Мысли же о суициде пришли ко мне позже – вместе с одиночеством и первыми серьезными семейными размолвками. Нет, я не полная дура и вовсе не собиралась сигать с крыши или резать себе вены, но черную эту шапочку я мысленно на себя примеряла. Потому что и впрямь хотелось временами умереть. Зачем? Ну конечно, чтобы наказать всех тех, кто меня обижал и недооценивал. А еще от усталости. Да, да! И в двенадцать лет можно офигенно уставать от жизни. Все зависит от того, как нас прессуют обстоятельства. И даже если никто не гнобит и все идет пучком, все равно время от времени белым призраком всплывает вопрос: зачем? – и разом опускаются руки.
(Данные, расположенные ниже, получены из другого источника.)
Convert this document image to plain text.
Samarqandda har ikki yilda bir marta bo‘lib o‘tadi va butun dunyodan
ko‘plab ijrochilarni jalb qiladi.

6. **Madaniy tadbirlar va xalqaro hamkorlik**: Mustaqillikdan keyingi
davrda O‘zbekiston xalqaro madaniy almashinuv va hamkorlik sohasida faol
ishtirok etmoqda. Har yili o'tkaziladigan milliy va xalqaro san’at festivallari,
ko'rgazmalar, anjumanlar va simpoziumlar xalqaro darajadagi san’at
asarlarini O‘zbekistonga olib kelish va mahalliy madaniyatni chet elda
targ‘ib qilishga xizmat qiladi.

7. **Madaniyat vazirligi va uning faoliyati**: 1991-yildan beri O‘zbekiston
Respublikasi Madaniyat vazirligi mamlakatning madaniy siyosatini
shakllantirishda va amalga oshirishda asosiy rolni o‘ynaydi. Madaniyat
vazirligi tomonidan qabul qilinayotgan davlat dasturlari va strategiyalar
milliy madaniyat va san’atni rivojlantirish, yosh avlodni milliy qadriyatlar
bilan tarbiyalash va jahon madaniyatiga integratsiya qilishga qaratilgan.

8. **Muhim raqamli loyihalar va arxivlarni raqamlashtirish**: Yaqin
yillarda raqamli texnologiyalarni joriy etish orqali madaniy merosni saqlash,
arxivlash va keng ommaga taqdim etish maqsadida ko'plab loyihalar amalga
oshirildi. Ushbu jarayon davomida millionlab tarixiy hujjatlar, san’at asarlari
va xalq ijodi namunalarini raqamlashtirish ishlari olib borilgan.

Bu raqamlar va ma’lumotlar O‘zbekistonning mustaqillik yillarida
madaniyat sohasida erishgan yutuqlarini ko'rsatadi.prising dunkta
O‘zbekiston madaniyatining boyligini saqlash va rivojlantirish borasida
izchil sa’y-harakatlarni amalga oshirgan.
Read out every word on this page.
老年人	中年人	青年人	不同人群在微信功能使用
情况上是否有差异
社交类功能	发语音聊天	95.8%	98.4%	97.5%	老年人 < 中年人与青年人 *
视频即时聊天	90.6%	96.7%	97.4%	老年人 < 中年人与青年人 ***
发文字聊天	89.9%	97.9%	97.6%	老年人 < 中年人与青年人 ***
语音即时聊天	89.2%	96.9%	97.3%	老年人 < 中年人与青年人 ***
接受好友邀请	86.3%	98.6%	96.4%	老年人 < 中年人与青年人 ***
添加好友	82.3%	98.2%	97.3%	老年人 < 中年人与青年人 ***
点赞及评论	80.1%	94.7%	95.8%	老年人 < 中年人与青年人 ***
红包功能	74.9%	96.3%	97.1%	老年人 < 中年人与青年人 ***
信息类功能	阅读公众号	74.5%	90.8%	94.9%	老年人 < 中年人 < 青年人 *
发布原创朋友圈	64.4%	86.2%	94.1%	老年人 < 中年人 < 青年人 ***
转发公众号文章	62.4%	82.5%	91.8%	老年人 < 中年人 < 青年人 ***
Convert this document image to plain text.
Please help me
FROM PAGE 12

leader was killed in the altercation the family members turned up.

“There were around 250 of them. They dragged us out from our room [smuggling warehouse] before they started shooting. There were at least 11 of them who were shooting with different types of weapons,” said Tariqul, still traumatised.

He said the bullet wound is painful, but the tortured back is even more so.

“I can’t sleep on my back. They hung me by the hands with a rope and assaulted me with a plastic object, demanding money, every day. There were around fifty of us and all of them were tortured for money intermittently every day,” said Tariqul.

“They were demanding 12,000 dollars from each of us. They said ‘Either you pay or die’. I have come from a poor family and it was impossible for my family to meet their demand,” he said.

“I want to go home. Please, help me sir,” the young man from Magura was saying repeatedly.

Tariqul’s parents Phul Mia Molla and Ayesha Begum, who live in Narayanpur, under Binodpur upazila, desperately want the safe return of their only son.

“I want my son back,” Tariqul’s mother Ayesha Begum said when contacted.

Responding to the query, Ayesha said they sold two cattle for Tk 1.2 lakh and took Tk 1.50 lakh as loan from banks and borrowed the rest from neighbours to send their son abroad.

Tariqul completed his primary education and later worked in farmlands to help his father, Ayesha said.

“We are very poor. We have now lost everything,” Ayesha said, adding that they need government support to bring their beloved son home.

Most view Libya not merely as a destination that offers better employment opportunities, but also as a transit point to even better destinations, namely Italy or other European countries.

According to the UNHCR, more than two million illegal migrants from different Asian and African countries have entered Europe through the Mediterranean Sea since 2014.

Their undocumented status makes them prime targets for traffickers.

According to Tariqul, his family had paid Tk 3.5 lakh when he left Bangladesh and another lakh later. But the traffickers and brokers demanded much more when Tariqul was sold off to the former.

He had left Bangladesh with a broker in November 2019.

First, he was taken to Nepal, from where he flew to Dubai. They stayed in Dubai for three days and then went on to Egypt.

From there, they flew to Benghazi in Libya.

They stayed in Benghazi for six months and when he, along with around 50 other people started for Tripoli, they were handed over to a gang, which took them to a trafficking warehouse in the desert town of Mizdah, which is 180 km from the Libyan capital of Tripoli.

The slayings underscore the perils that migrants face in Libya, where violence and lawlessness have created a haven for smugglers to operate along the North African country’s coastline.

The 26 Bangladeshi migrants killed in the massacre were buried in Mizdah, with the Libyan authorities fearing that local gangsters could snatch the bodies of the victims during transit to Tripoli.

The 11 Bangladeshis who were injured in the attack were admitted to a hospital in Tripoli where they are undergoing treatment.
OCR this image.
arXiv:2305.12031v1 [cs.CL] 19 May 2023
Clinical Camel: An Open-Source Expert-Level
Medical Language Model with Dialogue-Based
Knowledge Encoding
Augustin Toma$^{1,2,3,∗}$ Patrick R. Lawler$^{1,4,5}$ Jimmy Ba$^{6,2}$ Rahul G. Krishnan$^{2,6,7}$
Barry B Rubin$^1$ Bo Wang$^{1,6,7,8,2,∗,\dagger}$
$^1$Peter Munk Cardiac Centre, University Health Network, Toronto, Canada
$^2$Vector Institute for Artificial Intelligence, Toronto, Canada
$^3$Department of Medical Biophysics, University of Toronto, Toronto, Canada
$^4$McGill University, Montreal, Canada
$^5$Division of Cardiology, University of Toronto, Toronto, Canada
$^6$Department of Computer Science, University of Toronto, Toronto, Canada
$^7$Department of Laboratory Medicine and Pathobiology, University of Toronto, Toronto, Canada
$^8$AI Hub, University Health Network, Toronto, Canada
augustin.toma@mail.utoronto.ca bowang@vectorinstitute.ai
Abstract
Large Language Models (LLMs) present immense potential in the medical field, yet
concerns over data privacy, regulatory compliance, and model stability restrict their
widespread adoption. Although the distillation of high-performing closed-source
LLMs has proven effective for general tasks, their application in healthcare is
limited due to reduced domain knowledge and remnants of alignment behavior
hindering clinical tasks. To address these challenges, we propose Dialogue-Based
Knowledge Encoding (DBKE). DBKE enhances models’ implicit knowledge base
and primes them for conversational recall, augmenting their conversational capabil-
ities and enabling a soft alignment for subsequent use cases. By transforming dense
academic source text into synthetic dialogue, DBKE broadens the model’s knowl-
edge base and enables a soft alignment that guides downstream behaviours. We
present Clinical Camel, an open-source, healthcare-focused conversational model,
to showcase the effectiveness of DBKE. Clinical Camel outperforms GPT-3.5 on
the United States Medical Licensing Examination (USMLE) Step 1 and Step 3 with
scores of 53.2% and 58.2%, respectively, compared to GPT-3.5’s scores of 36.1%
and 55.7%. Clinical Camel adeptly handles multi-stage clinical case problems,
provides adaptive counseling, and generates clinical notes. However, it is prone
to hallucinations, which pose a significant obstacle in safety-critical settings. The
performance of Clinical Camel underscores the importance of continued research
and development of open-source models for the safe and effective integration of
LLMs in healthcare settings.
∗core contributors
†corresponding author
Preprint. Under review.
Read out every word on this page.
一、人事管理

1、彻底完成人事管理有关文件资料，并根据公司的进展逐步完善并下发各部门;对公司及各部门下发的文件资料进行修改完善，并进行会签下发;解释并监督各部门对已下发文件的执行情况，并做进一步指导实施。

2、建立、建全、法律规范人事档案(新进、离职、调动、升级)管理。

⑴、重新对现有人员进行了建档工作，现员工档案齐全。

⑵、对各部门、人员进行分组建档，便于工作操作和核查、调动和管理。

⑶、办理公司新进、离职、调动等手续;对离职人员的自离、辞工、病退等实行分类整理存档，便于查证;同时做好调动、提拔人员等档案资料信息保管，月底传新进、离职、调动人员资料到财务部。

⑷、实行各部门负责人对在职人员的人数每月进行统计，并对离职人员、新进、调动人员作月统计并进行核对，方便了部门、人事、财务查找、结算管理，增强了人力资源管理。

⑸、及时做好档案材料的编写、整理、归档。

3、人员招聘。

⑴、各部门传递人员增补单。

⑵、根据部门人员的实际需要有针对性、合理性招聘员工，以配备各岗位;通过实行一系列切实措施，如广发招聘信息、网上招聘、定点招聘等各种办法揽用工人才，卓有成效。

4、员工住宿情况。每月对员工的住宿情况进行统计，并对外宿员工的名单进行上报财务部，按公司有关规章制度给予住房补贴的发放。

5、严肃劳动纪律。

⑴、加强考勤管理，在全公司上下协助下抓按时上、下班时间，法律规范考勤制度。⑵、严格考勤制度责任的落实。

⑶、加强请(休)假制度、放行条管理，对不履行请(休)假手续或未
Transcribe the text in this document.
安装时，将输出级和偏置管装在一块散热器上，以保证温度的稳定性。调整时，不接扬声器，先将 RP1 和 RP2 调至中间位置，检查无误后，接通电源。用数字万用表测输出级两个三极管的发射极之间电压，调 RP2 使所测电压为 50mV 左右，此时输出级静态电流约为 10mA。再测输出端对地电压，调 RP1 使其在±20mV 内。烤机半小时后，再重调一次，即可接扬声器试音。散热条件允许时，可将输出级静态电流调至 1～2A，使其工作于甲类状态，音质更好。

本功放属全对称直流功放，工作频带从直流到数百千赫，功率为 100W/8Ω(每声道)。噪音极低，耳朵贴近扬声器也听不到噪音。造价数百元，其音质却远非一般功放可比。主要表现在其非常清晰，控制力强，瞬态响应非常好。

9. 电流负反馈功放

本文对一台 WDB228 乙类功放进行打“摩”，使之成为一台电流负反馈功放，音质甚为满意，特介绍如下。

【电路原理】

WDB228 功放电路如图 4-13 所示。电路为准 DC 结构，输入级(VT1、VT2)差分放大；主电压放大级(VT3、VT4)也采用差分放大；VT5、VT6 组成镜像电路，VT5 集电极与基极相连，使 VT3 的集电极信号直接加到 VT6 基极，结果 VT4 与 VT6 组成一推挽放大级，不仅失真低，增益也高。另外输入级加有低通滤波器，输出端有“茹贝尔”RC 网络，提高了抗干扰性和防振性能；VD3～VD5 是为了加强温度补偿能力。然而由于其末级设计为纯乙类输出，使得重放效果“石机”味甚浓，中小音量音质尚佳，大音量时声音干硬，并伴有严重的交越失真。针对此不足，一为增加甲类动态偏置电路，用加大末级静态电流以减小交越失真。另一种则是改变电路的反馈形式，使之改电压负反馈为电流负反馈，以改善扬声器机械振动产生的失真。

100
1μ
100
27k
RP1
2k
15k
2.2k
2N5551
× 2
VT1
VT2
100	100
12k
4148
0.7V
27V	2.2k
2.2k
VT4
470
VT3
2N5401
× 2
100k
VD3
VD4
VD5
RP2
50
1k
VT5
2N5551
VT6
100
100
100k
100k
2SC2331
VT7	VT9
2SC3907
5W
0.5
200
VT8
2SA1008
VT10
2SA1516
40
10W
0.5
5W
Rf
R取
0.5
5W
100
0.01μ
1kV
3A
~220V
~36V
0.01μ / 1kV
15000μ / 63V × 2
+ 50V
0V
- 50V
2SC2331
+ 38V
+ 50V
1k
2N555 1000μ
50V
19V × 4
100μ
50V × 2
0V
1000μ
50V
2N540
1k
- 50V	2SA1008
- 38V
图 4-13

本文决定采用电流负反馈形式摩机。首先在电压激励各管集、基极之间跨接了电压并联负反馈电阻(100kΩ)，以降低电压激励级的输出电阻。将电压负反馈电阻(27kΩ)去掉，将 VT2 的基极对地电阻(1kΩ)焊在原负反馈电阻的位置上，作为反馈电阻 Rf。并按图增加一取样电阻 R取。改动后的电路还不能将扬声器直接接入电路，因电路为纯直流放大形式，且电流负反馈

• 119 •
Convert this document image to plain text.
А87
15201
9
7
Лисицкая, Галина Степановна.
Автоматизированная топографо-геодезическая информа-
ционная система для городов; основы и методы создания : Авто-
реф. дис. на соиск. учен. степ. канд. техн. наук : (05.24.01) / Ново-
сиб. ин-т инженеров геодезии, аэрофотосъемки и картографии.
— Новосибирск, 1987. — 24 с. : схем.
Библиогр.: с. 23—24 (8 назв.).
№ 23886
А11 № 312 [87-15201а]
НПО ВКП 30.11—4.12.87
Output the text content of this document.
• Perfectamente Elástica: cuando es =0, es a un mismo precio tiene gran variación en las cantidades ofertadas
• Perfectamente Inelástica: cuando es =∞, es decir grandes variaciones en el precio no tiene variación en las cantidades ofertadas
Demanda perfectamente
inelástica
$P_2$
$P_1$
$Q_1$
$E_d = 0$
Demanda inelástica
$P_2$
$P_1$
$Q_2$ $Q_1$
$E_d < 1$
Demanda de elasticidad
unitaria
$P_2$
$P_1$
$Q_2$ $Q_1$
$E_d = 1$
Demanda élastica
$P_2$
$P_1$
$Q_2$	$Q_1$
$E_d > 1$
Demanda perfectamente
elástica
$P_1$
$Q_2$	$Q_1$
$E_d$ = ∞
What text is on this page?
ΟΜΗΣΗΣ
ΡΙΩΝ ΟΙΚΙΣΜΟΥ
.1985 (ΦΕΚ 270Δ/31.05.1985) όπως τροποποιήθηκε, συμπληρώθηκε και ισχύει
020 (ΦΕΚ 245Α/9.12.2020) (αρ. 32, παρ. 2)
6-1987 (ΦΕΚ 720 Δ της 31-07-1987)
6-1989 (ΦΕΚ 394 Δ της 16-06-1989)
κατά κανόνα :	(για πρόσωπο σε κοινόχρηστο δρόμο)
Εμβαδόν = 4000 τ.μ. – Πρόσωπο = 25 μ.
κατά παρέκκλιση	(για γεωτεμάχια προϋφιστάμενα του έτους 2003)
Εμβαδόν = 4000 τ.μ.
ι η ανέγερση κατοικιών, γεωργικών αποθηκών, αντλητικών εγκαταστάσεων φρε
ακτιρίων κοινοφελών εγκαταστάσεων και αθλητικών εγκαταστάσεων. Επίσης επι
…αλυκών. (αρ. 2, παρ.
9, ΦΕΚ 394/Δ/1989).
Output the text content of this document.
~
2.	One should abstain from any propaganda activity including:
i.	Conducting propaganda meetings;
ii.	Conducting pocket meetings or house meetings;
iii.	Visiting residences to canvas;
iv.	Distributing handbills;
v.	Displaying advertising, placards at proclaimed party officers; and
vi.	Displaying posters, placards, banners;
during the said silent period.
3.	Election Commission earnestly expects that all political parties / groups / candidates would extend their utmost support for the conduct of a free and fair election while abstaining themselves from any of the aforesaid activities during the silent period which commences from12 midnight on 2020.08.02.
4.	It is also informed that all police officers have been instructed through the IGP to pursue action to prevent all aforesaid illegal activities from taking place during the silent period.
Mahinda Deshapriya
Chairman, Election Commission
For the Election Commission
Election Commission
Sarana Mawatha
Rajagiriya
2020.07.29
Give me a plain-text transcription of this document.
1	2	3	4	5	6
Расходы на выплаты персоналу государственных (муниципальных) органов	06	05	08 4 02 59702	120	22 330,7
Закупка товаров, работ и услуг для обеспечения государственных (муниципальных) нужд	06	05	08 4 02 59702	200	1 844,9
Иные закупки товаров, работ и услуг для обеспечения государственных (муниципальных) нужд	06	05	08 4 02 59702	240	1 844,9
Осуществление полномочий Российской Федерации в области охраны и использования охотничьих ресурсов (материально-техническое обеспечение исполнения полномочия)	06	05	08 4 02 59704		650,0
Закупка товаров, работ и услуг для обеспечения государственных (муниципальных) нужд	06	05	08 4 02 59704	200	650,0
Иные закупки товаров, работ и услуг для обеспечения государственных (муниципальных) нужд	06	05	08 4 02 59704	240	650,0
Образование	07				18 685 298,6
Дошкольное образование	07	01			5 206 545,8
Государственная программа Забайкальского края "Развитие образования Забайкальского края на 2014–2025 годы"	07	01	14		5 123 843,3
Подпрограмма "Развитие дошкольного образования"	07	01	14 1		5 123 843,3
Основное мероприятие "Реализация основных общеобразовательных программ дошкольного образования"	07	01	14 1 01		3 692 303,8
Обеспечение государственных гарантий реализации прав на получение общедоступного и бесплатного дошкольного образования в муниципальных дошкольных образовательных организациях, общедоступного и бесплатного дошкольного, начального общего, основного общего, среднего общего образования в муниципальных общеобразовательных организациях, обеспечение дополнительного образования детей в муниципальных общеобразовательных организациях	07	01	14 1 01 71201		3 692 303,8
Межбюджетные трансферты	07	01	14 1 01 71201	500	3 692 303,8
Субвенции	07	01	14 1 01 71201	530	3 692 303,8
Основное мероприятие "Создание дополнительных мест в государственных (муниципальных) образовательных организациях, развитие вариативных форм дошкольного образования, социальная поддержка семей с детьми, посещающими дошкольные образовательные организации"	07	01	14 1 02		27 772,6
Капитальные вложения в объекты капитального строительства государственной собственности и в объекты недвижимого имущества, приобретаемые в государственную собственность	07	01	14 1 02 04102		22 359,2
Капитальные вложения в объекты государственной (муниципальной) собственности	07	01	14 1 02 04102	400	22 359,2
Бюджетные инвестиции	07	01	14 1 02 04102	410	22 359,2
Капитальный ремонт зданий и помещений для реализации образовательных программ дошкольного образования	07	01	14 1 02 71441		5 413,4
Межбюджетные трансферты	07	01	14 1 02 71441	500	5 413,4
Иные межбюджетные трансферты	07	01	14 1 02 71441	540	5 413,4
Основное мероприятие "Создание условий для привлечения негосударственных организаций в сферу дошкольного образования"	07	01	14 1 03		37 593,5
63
Потому что в самом деле – зачем? Ответа-то не знает никто – вот и начинаются психозы.
Хотя, поскрипев мозгами, я все-таки находила для себя некое подобие ответа, понимая, что шагнуть с крыши и свалить из этого мира действительно несложно, но только при этом ты совершишь две непростительные ошибки. Первая из них – твоя избранность на этой земле. Будь ты самым распоследним валенком, но кому-то на этом свете ты обязательно нужен. И даже если сегодня всем на тебя наплевать, то уже через год или через десять лет все может сто раз измениться. Вот и получается, что если через десять лет в этой жизни появится существо, которое будет в тебе нуждаться, то и пра́ва на добровольный уход ты уже не имеешь. Копти небо и жди этой встречи. Или ищи ее сам, потому что чаще всего людей, которым ты нужен, оказывается намного больше. Да и ждать столько лет – дело скучное. Вымой мордашку, выйди за порог, и все случится гораздо раньше. Короче, та же песня, что и про охоту на друзей…
Второй момент у меня увязывался с тем, что в случайное появление на свет я абсолютно не верила. Если родился, уже есть какой-то смысл, и тайный этот ребус всем нам предлагается решить самостоятельно.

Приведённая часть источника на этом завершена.